The scope of this test did not allow for fuel economy measurement, but the excellent driver information panel in the center of the wing dash could be set to view instantaneous and average fuel use, with settable parameters and a graphic to indicate fuel performance against set targets. Using this, I found that 6 mpg was easily achievable and I'm looking forward to more extensive driving of the ProStar with '07 engines to get a better handle on economy.
Certainly, the truck should deliver, with its wind-tunnel honed shape that International says is the best in the industry. And that is after testing everyone else's trucks in the same tunnel.
Of course, this '07 engine installation has the requisite diesel particulate filter and the requirement to run on ultra-low diesel fuel, but that is not an issue (see the Cummins feature in this month's "Emissions Authority" column, page 126).

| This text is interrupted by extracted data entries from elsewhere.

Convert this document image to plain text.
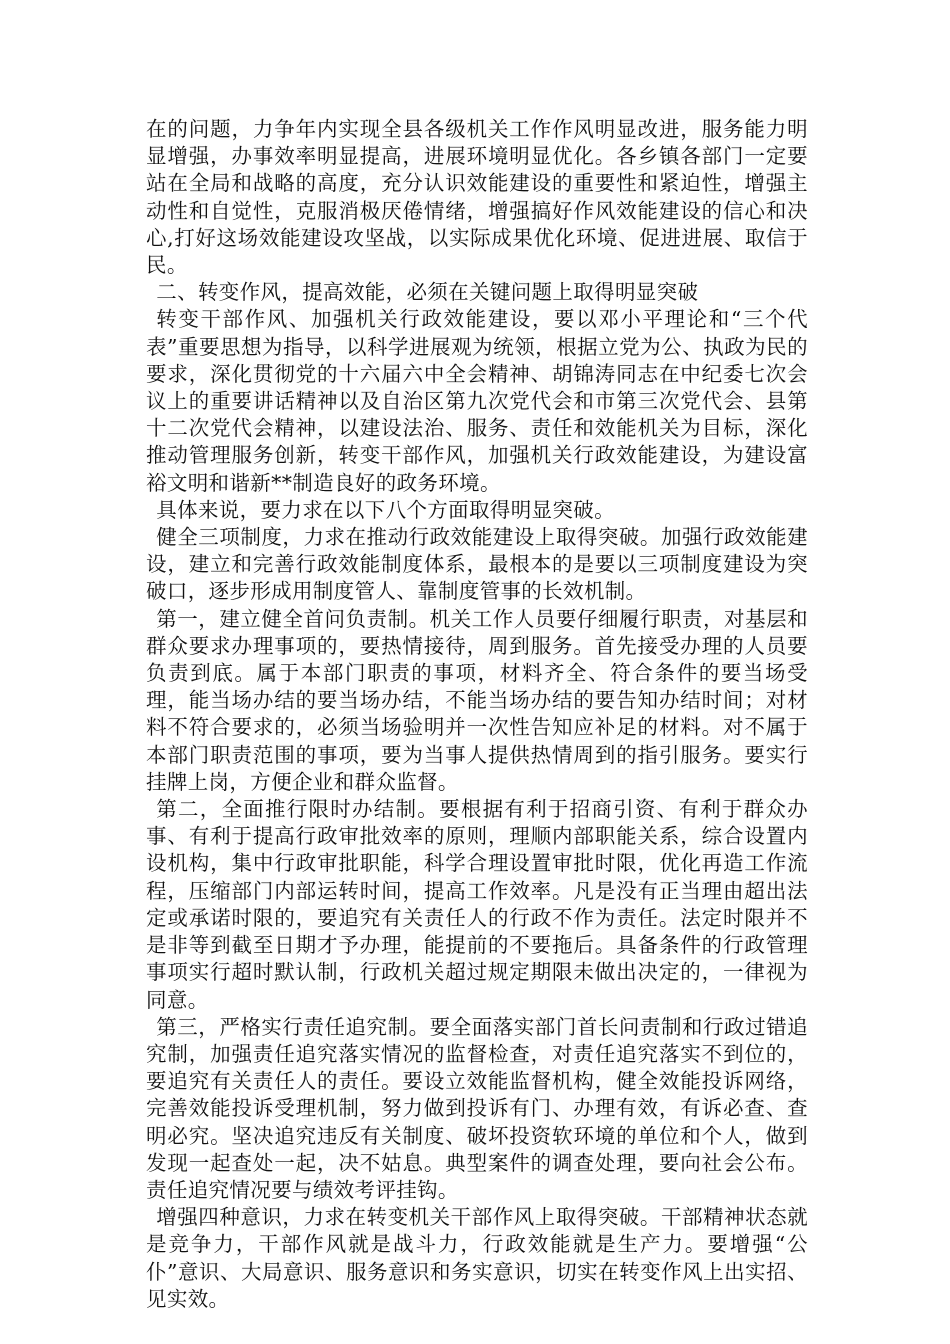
在的问题，力争年内实现全县各级机关工作作风明显改进，服务能力明显增强，办事效率明显提高，进展环境明显优化。各乡镇各部门一定要站在全局和战略的高度，充分认识效能建设的重要性和紧迫性，增强主动性和自觉性，克服消极厌倦情绪，增强搞好作风效能建设的信心和决心,打好这场效能建设攻坚战，以实际成果优化环境、促进进展、取信于民。

二、转变作风，提高效能，必须在关键问题上取得明显突破

转变干部作风、加强机关行政效能建设，要以邓小平理论和“三个代表”重要思想为指导，以科学进展观为统领，根据立党为公、执政为民的要求，深化贯彻党的十六届六中全会精神、胡锦涛同志在中纪委七次会议上的重要讲话精神以及自治区第九次党代会和市第三次党代会、县第十二次党代会精神，以建设法治、服务、责任和效能机关为目标，深化推动管理服务创新，转变干部作风，加强机关行政效能建设，为建设富裕文明和谐新**制造良好的政务环境。

具体来说，要力求在以下八个方面取得明显突破。

健全三项制度，力求在推动行政效能建设上取得突破。加强行政效能建设，建立和完善行政效能制度体系，最根本的是要以三项制度建设为突破口，逐步形成用制度管人、靠制度管事的长效机制。

第一，建立健全首问负责制。机关工作人员要仔细履行职责，对基层和群众要求办理事项的，要热情接待，周到服务。首先接受办理的人员要负责到底。属于本部门职责的事项，材料齐全、符合条件的要当场受理，能当场办结的要当场办结，不能当场办结的要告知办结时间；对材料不符合要求的，必须当场验明并一次性告知应补足的材料。对不属于本部门职责范围的事项，要为当事人提供热情周到的指引服务。要实行挂牌上岗，方便企业和群众监督。

第二，全面推行限时办结制。要根据有利于招商引资、有利于群众办事、有利于提高行政审批效率的原则，理顺内部职能关系，综合设置内设机构，集中行政审批职能，科学合理设置审批时限，优化再造工作流程，压缩部门内部运转时间，提高工作效率。凡是没有正当理由超出法定或承诺时限的，要追究有关责任人的行政不作为责任。法定时限并不是非等到截至日期才予办理，能提前的不要拖后。具备条件的行政管理事项实行超时默认制，行政机关超过规定期限未做出决定的，一律视为同意。

第三，严格实行责任追究制。要全面落实部门首长问责制和行政过错追究制，加强责任追究落实情况的监督检查，对责任追究落实不到位的，要追究有关责任人的责任。要设立效能监督机构，健全效能投诉网络，完善效能投诉受理机制，努力做到投诉有门、办理有效，有诉必查、查明必究。坚决追究违反有关制度、破坏投资软环境的单位和个人，做到发现一起查处一起，决不姑息。典型案件的调查处理，要向社会公布。责任追究情况要与绩效考评挂钩。

增强四种意识，力求在转变机关干部作风上取得突破。干部精神状态就是竞争力，干部作风就是战斗力，行政效能就是生产力。要增强“公仆”意识、大局意识、服务意识和务实意识，切实在转变作风上出实招、见实效。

The daily service check and fill points have received close attention, with mostly see-through containers and fill points designed to be easy to use without spills. The swing-forward bumper – two piece in case of accidents – is simple to use, with just two over-center catches releasing it to fall forward and open up the access for driver or mechanic.
The ProStar has also been optimized for service. International says this adds up to 59 fewer shop visits over a 10-year life, contributing to its lowest-cost-of-ownership objective as well as vehicle uptime.
It was 10 years ago when virtually all the truck manufacturers introduced new models, many for the 1998 emissions change. Now for 2007, there are several new trucks coming along, with the ProStar first to break cover.
But the ProStar is no knee-jerk reaction to accommodating the '07 engines. It is the result of the decision to take the platform approach and has been part of a long-range strategy for nearly two decades. The results show just how much preparatory work has been done to lead up to the truck's launch.
Those other trucks are coming, but for sure, they'll have to be awfully good if they are to do what the ProStar can.
It is a driver's truck, with quiet and comfortable interior and great ride and handling. It is an owner's truck, too, with built-in low maintenance and a quality commitment that should guarantee maximum uptime.